Dia 17, 3ª feira, vim então para o Sul, às 6 da manhã. Devemos ter feito cerca de 150 km em estrada alcatroada e depois começou a estrada de terra batida. Parámos em Quebo onde o Pepito comeu um pão (cacete) com a margarina de cozinha aqui usada mas eu preferi comer pão seco.

Passámos em Farosadjuma, onde a Fatu, que será também minha formanda, tem três bungalows e energia solar. Parámos em Guileje, onde existiu um quartel português. Um dos antigos edifícios (foram todos destruídos após a retirada da tropa portuguesa e por sua ordem) foi reconstruído e serve de habitação e escritório aos técnicos locais da AD – O Domingos e a Maimona. O exterior da entrada do edifico está todo coberto de garrafas de cerveja enterradas pelo gargalo – um piso curioso feito pelos soldados portugueses e que evita a lama à porta de casa no tempo das chuvas. Depois visitei a antiga capela, também já reconstruída pela AD, com um pequeno altar, uma cruz, uma Nossa Senhora de Fátima, oferecida por antigos combatentes portugueses, e à entrada uma antiga pedra gravada pelos nossos soldados. De seguida fui ao memorial de Guileje, outro edificio reconstruído, onde estão memórias dos combatentes portugueses e do PAIGC. Uma homenagem a todos os que tiverem de fazer a guerra.

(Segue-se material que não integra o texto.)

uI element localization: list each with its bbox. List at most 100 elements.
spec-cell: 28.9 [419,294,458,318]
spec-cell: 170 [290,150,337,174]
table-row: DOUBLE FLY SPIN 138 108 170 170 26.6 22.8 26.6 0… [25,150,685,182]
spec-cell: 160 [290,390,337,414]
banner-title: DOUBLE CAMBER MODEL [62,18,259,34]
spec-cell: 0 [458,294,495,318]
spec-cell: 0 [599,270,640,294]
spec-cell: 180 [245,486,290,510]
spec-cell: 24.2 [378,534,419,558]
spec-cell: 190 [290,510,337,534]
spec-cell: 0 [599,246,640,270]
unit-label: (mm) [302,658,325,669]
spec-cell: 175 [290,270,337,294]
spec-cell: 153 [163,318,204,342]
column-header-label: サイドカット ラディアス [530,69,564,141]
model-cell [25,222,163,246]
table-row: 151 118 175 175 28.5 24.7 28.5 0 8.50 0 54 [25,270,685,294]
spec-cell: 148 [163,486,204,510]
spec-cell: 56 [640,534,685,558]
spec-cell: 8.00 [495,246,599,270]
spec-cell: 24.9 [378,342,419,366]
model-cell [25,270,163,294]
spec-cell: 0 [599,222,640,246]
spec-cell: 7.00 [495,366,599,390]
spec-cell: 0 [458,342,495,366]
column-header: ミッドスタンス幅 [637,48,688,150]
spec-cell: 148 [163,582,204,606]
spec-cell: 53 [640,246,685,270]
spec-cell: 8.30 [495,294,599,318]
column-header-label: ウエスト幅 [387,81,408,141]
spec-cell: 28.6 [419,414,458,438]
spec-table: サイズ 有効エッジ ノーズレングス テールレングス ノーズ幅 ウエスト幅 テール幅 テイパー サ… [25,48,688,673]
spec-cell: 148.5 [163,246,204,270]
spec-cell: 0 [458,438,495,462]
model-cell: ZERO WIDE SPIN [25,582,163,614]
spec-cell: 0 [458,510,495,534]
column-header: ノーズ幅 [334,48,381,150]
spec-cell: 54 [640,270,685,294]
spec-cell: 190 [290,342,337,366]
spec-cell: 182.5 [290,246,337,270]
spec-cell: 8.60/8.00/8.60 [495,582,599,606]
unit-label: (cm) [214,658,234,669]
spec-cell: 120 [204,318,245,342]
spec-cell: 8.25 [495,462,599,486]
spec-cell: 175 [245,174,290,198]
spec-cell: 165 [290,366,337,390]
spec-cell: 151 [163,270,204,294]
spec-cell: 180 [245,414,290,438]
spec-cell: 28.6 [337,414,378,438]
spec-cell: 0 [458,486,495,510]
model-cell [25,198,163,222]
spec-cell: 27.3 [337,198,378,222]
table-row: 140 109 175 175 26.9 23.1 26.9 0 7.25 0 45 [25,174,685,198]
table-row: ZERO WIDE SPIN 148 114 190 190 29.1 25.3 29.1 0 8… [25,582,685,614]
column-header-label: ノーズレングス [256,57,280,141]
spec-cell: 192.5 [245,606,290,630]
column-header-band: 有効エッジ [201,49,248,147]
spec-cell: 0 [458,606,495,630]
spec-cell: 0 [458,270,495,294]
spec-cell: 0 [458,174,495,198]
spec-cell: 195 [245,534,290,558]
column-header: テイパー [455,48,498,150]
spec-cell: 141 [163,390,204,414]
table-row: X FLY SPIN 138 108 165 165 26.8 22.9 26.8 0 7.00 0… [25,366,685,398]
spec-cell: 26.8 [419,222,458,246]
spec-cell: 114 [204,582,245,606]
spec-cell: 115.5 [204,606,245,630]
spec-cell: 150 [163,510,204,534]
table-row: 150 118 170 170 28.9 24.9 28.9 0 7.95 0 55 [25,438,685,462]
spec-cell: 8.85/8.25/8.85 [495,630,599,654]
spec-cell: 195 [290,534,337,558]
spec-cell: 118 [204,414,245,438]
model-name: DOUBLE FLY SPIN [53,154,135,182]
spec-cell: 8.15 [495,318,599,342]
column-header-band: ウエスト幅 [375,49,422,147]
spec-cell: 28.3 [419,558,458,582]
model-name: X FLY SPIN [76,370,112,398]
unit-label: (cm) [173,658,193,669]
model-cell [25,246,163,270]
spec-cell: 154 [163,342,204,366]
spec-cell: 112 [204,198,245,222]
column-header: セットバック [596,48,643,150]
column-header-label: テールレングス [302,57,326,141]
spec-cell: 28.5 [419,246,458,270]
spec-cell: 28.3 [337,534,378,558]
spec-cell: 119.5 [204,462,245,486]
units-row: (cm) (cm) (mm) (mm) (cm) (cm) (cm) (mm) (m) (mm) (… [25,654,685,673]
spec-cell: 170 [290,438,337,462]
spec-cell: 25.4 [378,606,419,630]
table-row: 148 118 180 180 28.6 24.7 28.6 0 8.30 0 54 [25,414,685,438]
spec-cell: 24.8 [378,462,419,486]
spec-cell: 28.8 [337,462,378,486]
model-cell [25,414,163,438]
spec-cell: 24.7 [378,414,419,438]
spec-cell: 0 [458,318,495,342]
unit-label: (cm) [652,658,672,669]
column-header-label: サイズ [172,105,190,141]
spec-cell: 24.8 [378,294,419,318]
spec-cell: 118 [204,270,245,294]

É um sítio de reconciliação e não pude deixar de me sentir emocionada. Onde se fez a guerra há 40 anos faz-se hoje a paz. Gostei especialmente da frase de Amílcar Cabral colocada à entrada “A cultura é um elemento essencial da história de um povo”. A AD vai agora começar a reconstrução de outro edifício do antigo quartel. A Fundação Mário Soares contribui financeiramente, e penso que não só, neste projecto. No Memorial existe uma detalhada maquete do antigo quartel. No exterior está um antigo Unimog português e uma arma anti-aérea que era do PAIGC.

Chegámos finalmente a Iemberém, onde era previsto almoçarmos.

(Continua)

[Fotos: © João Graça (2009). Todos os direitos reservados]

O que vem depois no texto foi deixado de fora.